La culture de mort est de fait le vecteur de nouveaux mots, d'un discours obligé et conformiste, qui camouflent des pratiques et des ordres implacables, dans l'espoir que ce qui n'est pas nommé ne sera pas défendu et cessera rapidement d'exister. Dans la langue de l'éthiquement correct, le mot n'est plus un instrument pour désigner mais pour interdire à certaines idées d'accéder à la conscience. Ce nominalisme idéologique établit un nouveau lexique se substituant à la réalité pour mieux l'asservir. Le discours bioéthique est devenu un verbiage qui dessert la vérité, une arme stratégique pour justifier le désir de transgression d'une minorité.

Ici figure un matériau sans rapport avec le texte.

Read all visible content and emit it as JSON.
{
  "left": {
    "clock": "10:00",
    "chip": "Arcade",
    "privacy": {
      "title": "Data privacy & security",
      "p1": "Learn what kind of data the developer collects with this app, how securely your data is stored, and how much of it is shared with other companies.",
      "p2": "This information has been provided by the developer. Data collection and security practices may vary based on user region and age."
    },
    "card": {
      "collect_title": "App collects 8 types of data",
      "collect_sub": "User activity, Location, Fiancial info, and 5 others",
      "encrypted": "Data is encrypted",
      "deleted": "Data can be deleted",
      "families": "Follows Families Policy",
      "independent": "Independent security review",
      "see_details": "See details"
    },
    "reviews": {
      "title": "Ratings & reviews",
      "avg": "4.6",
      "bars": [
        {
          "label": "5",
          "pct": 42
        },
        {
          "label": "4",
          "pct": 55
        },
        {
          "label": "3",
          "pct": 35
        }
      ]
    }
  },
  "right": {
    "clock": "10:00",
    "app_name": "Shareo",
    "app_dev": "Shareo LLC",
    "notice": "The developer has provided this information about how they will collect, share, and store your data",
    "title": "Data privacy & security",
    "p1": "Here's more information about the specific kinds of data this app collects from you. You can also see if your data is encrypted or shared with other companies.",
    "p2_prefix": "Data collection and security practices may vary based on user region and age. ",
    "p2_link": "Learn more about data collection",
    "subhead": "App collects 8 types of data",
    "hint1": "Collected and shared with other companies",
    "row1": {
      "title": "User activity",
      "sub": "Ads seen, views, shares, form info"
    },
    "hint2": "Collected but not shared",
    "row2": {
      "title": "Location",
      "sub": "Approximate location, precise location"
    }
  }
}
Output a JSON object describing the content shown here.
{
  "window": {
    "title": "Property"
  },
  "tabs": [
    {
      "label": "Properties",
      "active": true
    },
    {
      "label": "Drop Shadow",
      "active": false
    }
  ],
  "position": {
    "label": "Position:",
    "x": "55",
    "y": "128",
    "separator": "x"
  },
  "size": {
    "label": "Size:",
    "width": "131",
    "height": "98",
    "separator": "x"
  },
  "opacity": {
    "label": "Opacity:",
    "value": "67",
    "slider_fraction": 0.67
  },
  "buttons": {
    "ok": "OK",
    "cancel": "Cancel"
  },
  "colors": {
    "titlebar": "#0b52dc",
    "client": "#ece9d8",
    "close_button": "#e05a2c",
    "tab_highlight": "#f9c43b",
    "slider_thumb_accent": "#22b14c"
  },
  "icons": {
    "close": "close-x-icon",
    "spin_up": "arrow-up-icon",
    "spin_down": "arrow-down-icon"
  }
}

Comment débattre honnêtement avec des protagonistes qui ont autorité pour redéfinir les mots en aménageant a priori la réalité en fonction des buts qu'ils se fixent avant toute discussion ? Ils rêvent de bâtir une construction procédant de leur seul vouloir et de leur seule action, explique Michel Schooyans. Les locuteurs s'auto-légitiment en s'appropriant le pouvoir de définir le langage et en utilisant les mots pour modeler l'homme à leur convenance, pour construire le monde et la société qui leur convient [3].

En outre, ce nouveau code moral qui prend sa source dans des sociétés qui se proclament libres et tolérantes, sécrétera des lois qui condamneront les propos inconvenants : délit d'entrave à l'IVG, discrimination homophobe,... L'homme moderne à qui l'on dit qu'il est émancipé n'est pas celui qui agit selon un choix libre et réfléchi mais celui qui adopte les normes morales en cours. Caesar dominus et supra grammaticam, le pouvoir de César s'étend même sur la grammaire, dit l'adage. Parce que mal nommer les choses, c'est ajouter au malheur du monde , selon le mot célèbre de Camus, l'Église nous invite – c'est bien tout l'objet du Lexique des termes ambigus et controversés sur la famille, la vie et les questions éthiques qu'elle a fait publier il y a quelque temps – à ne pas nous soumettre à cette discipline de parole et à proclamer avec courage la vérité. Une vigilance de tous les instants s'impose en effet pour scruter et ausculter ce langage conventionnel et convenu afin de dévoiler les intérêts obscurs auxquels il collabore.

 

*Pierre-Olivier Arduin, responsable de la Commission Bioéthique et Vie humaine pour le diocèse de Fréjus-Toulon.

[1]Alain Claeys, Les recherches sur le fonctionnement des cellules humaines, Rapport n. 3498, Office parlementaire d'évaluation des choix scientifiques et technologiques, 6 décembre 2006, p. 154.

[2] Pierre-Louis Fagniez, Cellules souches et choix éthiques, Rapport au Premier ministre, La Documentation française, 26 juillet 2006.

[3] Michel Schooyans, Le Terrorisme à visage humain, François-Xavier de Guibert, Paris, 2006, p. 103.